A Binary Search Tree is not merely a collection of nodes. It is a disciplined structure governed by a simple invariant: for every node, values in the left subtree are smaller, and values in the right subtree are larger.

When deleting a node, we are not just removing memory. We are preserving order. The structure must continue to behave as a BST after the operation.

The Three Situations

Deleting a node in a BST is not complicated. But it is precise. There are exactly three structural possibilities.

1. Leaf Node (No Children)

This is the simplest case. The node has no children. Removing it does not disturb the structure. We simply detach it from its parent. The tree remains valid.

2. Node with One Child

Here the node has either a left child or a right child. Deleting it means connecting its parent directly to its only child. The child takes its place. The global structure remains correct.

3. Node with Two Children

This is the only case that demands deeper thinking. If we simply remove the node, we break ordering. So instead, we replace its value with a carefully chosen substitute, either:

• The maximum value from its left subtree (inorder predecessor), or
• The minimum value from its right subtree (inorder successor).

Why these? Because they are the closest values that preserve ordering.

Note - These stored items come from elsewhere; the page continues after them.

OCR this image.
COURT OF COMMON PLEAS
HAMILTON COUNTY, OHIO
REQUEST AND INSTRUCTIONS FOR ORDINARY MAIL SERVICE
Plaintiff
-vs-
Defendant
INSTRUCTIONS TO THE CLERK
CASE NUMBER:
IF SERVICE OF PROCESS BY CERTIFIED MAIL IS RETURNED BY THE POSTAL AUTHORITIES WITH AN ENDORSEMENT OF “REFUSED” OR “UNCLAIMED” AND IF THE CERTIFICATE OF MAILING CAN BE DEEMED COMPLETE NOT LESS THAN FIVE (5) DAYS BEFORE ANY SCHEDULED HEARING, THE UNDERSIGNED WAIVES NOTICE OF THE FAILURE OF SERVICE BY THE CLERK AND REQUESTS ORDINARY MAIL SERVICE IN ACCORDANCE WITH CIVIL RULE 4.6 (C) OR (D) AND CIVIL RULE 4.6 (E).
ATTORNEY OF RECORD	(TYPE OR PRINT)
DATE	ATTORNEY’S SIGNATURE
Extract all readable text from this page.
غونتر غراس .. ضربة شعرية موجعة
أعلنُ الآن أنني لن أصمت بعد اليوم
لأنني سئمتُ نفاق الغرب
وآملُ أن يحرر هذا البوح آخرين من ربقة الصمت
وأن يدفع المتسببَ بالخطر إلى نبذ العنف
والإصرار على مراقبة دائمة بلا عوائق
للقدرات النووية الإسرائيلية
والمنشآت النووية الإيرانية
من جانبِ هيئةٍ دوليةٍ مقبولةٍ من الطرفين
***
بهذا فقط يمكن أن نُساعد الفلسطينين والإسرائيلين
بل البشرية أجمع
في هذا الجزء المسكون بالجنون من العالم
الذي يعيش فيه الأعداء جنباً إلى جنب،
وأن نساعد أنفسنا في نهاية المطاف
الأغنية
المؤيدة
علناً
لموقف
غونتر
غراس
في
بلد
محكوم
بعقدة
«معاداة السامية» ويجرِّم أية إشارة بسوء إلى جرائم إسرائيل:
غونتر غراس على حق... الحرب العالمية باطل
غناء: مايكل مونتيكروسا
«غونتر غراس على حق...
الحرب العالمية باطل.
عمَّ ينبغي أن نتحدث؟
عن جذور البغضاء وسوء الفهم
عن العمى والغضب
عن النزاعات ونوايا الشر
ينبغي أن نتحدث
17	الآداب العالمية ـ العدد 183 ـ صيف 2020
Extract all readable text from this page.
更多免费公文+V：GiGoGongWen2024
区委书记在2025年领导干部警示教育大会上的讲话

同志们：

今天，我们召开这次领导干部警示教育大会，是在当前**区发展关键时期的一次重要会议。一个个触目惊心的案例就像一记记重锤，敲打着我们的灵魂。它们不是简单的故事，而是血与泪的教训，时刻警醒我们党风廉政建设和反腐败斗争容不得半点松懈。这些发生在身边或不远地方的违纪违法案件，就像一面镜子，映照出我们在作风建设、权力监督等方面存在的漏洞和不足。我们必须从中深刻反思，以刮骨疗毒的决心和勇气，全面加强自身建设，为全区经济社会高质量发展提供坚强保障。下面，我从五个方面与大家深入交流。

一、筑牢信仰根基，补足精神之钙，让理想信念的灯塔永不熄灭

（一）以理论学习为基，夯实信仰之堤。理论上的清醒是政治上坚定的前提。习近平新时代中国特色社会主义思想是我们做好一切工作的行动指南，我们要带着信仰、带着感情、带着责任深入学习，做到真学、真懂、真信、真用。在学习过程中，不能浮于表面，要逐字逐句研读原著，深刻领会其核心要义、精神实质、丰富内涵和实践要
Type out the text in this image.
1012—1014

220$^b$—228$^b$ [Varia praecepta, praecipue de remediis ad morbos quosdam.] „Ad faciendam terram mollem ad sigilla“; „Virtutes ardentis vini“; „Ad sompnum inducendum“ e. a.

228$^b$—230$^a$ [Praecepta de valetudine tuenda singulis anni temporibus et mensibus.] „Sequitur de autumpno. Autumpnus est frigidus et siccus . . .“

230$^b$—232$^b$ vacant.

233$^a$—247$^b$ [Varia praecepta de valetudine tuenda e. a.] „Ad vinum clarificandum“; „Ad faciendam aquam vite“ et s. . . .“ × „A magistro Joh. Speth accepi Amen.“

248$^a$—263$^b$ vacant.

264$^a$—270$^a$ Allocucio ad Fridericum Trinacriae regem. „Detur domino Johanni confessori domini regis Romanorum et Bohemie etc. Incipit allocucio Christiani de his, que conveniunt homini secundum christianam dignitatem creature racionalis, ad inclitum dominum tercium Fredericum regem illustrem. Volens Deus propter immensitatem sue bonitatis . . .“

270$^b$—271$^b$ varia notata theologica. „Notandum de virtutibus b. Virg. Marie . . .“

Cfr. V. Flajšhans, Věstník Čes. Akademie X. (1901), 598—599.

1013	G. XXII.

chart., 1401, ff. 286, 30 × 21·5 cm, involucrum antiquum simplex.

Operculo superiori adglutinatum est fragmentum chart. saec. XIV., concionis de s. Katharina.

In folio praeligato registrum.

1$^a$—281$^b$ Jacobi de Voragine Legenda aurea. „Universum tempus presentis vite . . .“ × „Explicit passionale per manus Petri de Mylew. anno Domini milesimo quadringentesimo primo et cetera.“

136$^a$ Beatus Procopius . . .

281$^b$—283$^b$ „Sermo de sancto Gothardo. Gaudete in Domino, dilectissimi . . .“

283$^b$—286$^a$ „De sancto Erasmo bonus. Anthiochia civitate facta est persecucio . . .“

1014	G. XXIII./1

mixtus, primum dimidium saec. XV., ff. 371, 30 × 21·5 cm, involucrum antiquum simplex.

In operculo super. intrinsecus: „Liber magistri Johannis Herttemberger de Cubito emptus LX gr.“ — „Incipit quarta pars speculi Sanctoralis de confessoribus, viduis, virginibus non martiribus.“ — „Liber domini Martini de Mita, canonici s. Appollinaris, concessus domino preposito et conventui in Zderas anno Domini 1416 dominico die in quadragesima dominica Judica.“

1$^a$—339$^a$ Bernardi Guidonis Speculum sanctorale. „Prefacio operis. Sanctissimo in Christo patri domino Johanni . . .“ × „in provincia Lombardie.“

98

The inorder successor, for example, is the smallest value greater than the current node. By definition, it has no left child.

After copying the replacement value, we then delete that successor or predecessor node — which now falls into case 1 or case 2. Deletion becomes simpler.

Final Reflection

Most of the time, deletion is simple. Only when a node holds two subtrees do we need strategy.

By selecting a successor or predecessor as a replacement, the complexity reduces itself into one of the easier cases of deletion. The tree ensures that the structure remains consistent, and the search property continues to hold throughout the tree.